My Four Seasons Around The World

As I sit here in flip-flops reading about snowfall in the UK, I can’t help but feel whimsical. While we Brits love to share photos of our adventures in sunnier climes, at home, we’re also blessed with four distinct seasons. 

The bright yellow of daffodils come early spring, the long summer evenings of barbecue season in London, the brilliant oranges of autumn on riverside walks and finally, the snow (albeit only a few centimetres of sleet in an average year).

Like most regions around the equator, Central America fluctuates between warm and hot. Dawns and dusks are beautiful but hardly vary in their timings. Rain is frequent and relatively unpredictable both in dry and wet season. And so hearing about the fact that schools have shut, trains are cancelled and the skies are an oppressive slate grey in the UK, has given me an odd feeling of nostalgia. Right now, somewhat ridiculously, I’m sitting here wishing to be part of the snowy chaos.

To snap myself out of this mellow mood, I’ve been remembering times on my travels when I’ve not only noticed the changing of the seasons, but also taken time to enjoy it.

Spring in Wales

In the country where I grew up, there’s a lot to look forward to in Spring. As well as the blooming of the first daffodils, we all get ready to enjoy the annual Rugby Six Nations tournament. Pubs get busier, the nights draw out just ever so slightly and schools celebrate St David’s Day by putting on eisteddfods. It’s my favourite time of year in Wales because beach walks are often sunny and brisk, without the inevitable disappointment of the summer rains!


Summer in Macedonia

The long summer nights throughout European countries should never be taken for granted. However, one of the best places that I’ve ever enjoyed the long dusk is from the terraces above Macedonia’s medieval town of Ohrid. The afternoon’s heat lingers for a long time after sun-down and I loved sipping my glass of wine while watching the dusk. Such a gradual decrease in daylight was barely noticeable until, suddenly, the lights of the harbour promenade flicked on to signal that it was time for dinner.


Autumn in Canberra

As I look back through my photos from Canberra, all of them fit clearly into one of the four seasons. It’s the best place in this vast country to experience a very traditional year. It doesn’t have the disadvantages of Melbourne’s winter rain or Cairns’ piercing humidity. Instead, it has crisp winter mornings, warm and green springs, hot picnic-perfect summers and the most beautiful autumns. A highlight of my three Canberra Autumns was cycling around the lake over a period of weeks at the trees changed from their leafy greens into their bare winter silhouettes.


Winter in Siberia

Winter in Siberia is about as wintery as you can get. Far from instilling fear and creating chaos in its wake, snow in this part of the world is embraced to its fullest. From ice sculptures in Irkutsk to dog sledding around Lake Baikal, life doesn’t just carry on as normal during winter snows, it positively flourishes. Of course with temperatures hovering around -20 most winters, for us novices it’s not all rosy. During my time there I rarely got out of my ski gear and really struggled to walk along some of the icier roads in normal hiking boots. That said, the hot stews, dog sledding and icy sunsets more than made up for these frustrations.
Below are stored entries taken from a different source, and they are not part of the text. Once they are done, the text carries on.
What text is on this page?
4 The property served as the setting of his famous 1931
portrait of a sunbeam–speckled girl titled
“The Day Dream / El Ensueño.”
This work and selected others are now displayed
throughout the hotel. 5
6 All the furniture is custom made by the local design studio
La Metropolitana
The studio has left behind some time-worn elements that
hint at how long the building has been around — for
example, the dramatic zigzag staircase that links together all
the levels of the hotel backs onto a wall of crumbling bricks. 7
What’s your favourite season in the countries that you have visited?

11 thoughts on “My Four Seasons Around The World

  1. Great article, Rachel!

    The cusps of Summer are great no matter where you go, without the tourists and heat in peak season. Winter for countries (or specific places) that have a long history of Winter life are both pretty and a testament to the hardiness of humans (as you said about Siberia).

    London covered in snow is fun, until you attempt to get around.